Yes, I37.1 is a fully billable, specific ICD-10-CM diagnosis code valid for FY2026. It can be used as a principal or secondary diagnosis on claims with a date of service on or after October 1, 2015. Its parent code I37 is a non-billable header and should never be submitted alone.
I37.0 is used for nonrheumatic pulmonary valve stenosis (narrowing that restricts forward blood flow), while I37.1 is used for nonrheumatic pulmonary valve insufficiency (backward blood flow due to incomplete valve closure). I37.2 applies when both stenosis and insufficiency are present simultaneously in the same nonrheumatic context.
Rheumatic pulmonary valve disease (I09.89) and congenital pulmonary valve disorders (Q22.1, Q22.2, Q22.3) are both excluded from I37.1 under the I37 category’s Excludes1 notes. These exclusions mean I37.1 must never be coded at the same time as I09.89, and congenital origin requires codes from the Q22 series instead.
I37.1 groups into MS-DRG 306 (Cardiac congenital and valvular disorders with MCC) when a major complication or comorbidity is documented, and MS-DRG 307 (Cardiac congenital and valvular disorders without MCC) when no qualifying MCC is present. MS-DRG 306 carries a higher payment weight, making accurate complication documentation financially significant.

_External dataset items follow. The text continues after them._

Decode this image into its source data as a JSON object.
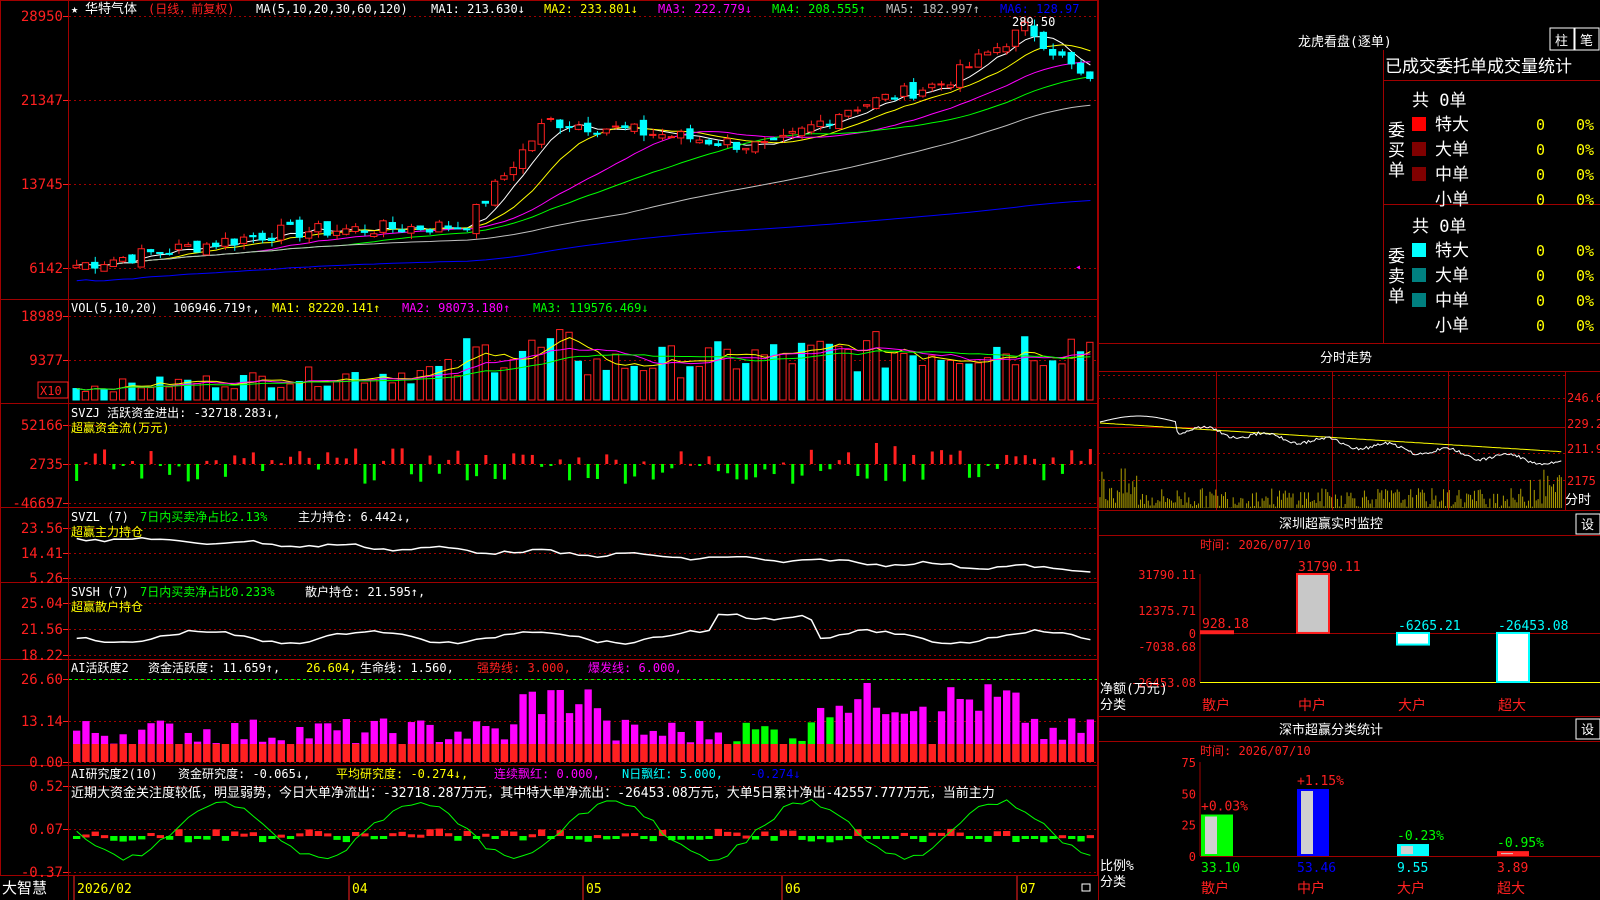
{
  "colors": {
    "up": "#ff2020",
    "down": "#00ffff",
    "ma1": "#ffffff",
    "ma2": "#ffff00",
    "ma3": "#ff00ff",
    "ma4": "#00ff00",
    "ma5": "#c0c0c0",
    "ma6": "#0000ff",
    "grid": "#a00000",
    "inflow": "#ff2020",
    "outflow": "#00ff00",
    "accent": "#ffff00",
    "panelBlue": "#0000ff"
  },
  "app": {
    "brand": "大智慧"
  },
  "main": {
    "star": "★",
    "stock_name": "华特气体",
    "period": "(日线，前复权)",
    "ma_header": "MA(5,10,20,30,60,120)",
    "ma": [
      {
        "label": "MA1:",
        "value": "213.630",
        "arrow": "↓"
      },
      {
        "label": "MA2:",
        "value": "233.801",
        "arrow": "↓"
      },
      {
        "label": "MA3:",
        "value": "222.779",
        "arrow": "↓"
      },
      {
        "label": "MA4:",
        "value": "208.555",
        "arrow": "↑"
      },
      {
        "label": "MA5:",
        "value": "182.997",
        "arrow": "↑"
      },
      {
        "label": "MA6:",
        "value": "128.97",
        "arrow": ""
      }
    ],
    "yticks": [
      "28950",
      "21347",
      "13745",
      "6142"
    ],
    "high_label": "289.50"
  },
  "vol": {
    "header": "VOL(5,10,20)",
    "value": "106946.719",
    "arrow": "↑",
    "ma1": "MA1: 82220.141↑",
    "ma2": "MA2: 98073.180↑",
    "ma3": "MA3: 119576.469↓",
    "yticks": [
      "18989",
      "9377"
    ],
    "unit": "X10"
  },
  "svzj": {
    "line1": "SVZJ  活跃资金进出: -32718.283↓,",
    "line2": "超赢资金流(万元)",
    "yticks": [
      "52166",
      "2735",
      "-46697"
    ]
  },
  "svzl": {
    "title": "SVZL (7)",
    "desc": "7日内买卖净占比2.13%",
    "label": "主力持仓: 6.442↓,",
    "line2": "超赢主力持仓",
    "yticks": [
      "23.56",
      "14.41",
      "5.26"
    ]
  },
  "svsh": {
    "title": "SVSH (7)",
    "desc": "7日内买卖净占比0.233%",
    "label": "散户持仓: 21.595↑,",
    "line2": "超赢散户持仓",
    "yticks": [
      "25.04",
      "21.56",
      "18.22"
    ]
  },
  "ai1": {
    "title": "AI活跃度2",
    "label": "资金活跃度: 11.659↑,",
    "v2": "26.604,",
    "life": "生命线: 1.560,",
    "strong": "强势线: 3.000,",
    "burst": "爆发线: 6.000,",
    "yticks": [
      "26.60",
      "13.14",
      "0.00"
    ]
  },
  "ai2": {
    "title": "AI研究度2(10)",
    "label": "资金研究度: -0.065↓,",
    "avg": "平均研究度: -0.274↓,",
    "red": "连续飘红: 0.000,",
    "nred": "N日飘红: 5.000,",
    "last": "-0.274↓",
    "commentary": "近期大资金关注度较低，明显弱势，今日大单净流出：-32718.287万元，其中特大单净流出：-26453.08万元，大单5日累计净出-42557.777万元，当前主力",
    "yticks": [
      "0.52",
      "0.07",
      "-0.37"
    ]
  },
  "xaxis": [
    "2026/02",
    "04",
    "05",
    "06",
    "07"
  ],
  "longhu": {
    "title": "龙虎看盘(逐单)",
    "btn1": "柱",
    "btn2": "笔",
    "tabs": "已成交委托单成交量统计",
    "buy": {
      "side": "委买单",
      "total": "共 0单",
      "rows": [
        {
          "name": "特大",
          "v": "0",
          "p": "0%"
        },
        {
          "name": "大单",
          "v": "0",
          "p": "0%"
        },
        {
          "name": "中单",
          "v": "0",
          "p": "0%"
        },
        {
          "name": "小单",
          "v": "0",
          "p": "0%"
        }
      ]
    },
    "sell": {
      "side": "委卖单",
      "total": "共 0单",
      "rows": [
        {
          "name": "特大",
          "v": "0",
          "p": "0%"
        },
        {
          "name": "大单",
          "v": "0",
          "p": "0%"
        },
        {
          "name": "中单",
          "v": "0",
          "p": "0%"
        },
        {
          "name": "小单",
          "v": "0",
          "p": "0%"
        }
      ]
    }
  },
  "intraday": {
    "title": "分时走势",
    "yticks": [
      "246.6",
      "229.2",
      "211.9",
      "2175"
    ],
    "corner": "分时"
  },
  "monitor": {
    "title": "深圳超赢实时监控",
    "btn": "设",
    "time": "时间: 2026/07/10",
    "yticks": [
      "31790.11",
      "12375.71",
      "0",
      "-7038.68",
      "-26453.08"
    ],
    "ylabel": "净额(万元)",
    "xlabel": "分类",
    "cats": [
      "散户",
      "中户",
      "大户",
      "超大"
    ],
    "values": [
      928.18,
      31790.11,
      -6265.21,
      -26453.08
    ],
    "value_labels": [
      "928.18",
      "31790.11",
      "-6265.21",
      "-26453.08"
    ]
  },
  "classify": {
    "title": "深市超赢分类统计",
    "btn": "设",
    "time": "时间: 2026/07/10",
    "yticks": [
      "75",
      "50",
      "25",
      "0"
    ],
    "ylabel": "比例%",
    "xlabel": "分类",
    "cats": [
      "散户",
      "中户",
      "大户",
      "超大"
    ],
    "pct": [
      "+0.03%",
      "+1.15%",
      "-0.23%",
      "-0.95%"
    ],
    "shares": [
      33.1,
      53.46,
      9.55,
      3.89
    ],
    "share_labels": [
      "33.10",
      "53.46",
      "9.55",
      "3.89"
    ]
  },
  "chart_data": [
    {
      "type": "candlestick",
      "title": "华特气体 (日线，前复权)",
      "ylim": [
        6142,
        28950
      ],
      "x_start": "2026/02",
      "high": 289.5,
      "series": [
        {
          "name": "MA1",
          "last": 213.63
        },
        {
          "name": "MA2",
          "last": 233.801
        },
        {
          "name": "MA3",
          "last": 222.779
        },
        {
          "name": "MA4",
          "last": 208.555
        },
        {
          "name": "MA5",
          "last": 182.997
        },
        {
          "name": "MA6",
          "last": 128.97
        }
      ]
    },
    {
      "type": "bar",
      "title": "深圳超赢实时监控",
      "categories": [
        "散户",
        "中户",
        "大户",
        "超大"
      ],
      "values": [
        928.18,
        31790.11,
        -6265.21,
        -26453.08
      ],
      "ylabel": "净额(万元)",
      "ylim": [
        -26453.08,
        31790.11
      ]
    },
    {
      "type": "bar",
      "title": "深市超赢分类统计",
      "categories": [
        "散户",
        "中户",
        "大户",
        "超大"
      ],
      "values": [
        33.1,
        53.46,
        9.55,
        3.89
      ],
      "ylabel": "比例%",
      "ylim": [
        0,
        75
      ]
    }
  ]
}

The provider’s record must specify the valve affected (pulmonary), the type of dysfunction (insufficiency, regurgitation, or incompetence), and an explicitly nonrheumatic etiology. Generic documentation such as “valvular disease” is insufficient. A coder query is appropriate when the note confirms pulmonary regurgitation but does not specify whether the cause is rheumatic, congenital, or acquired nonrheumatic.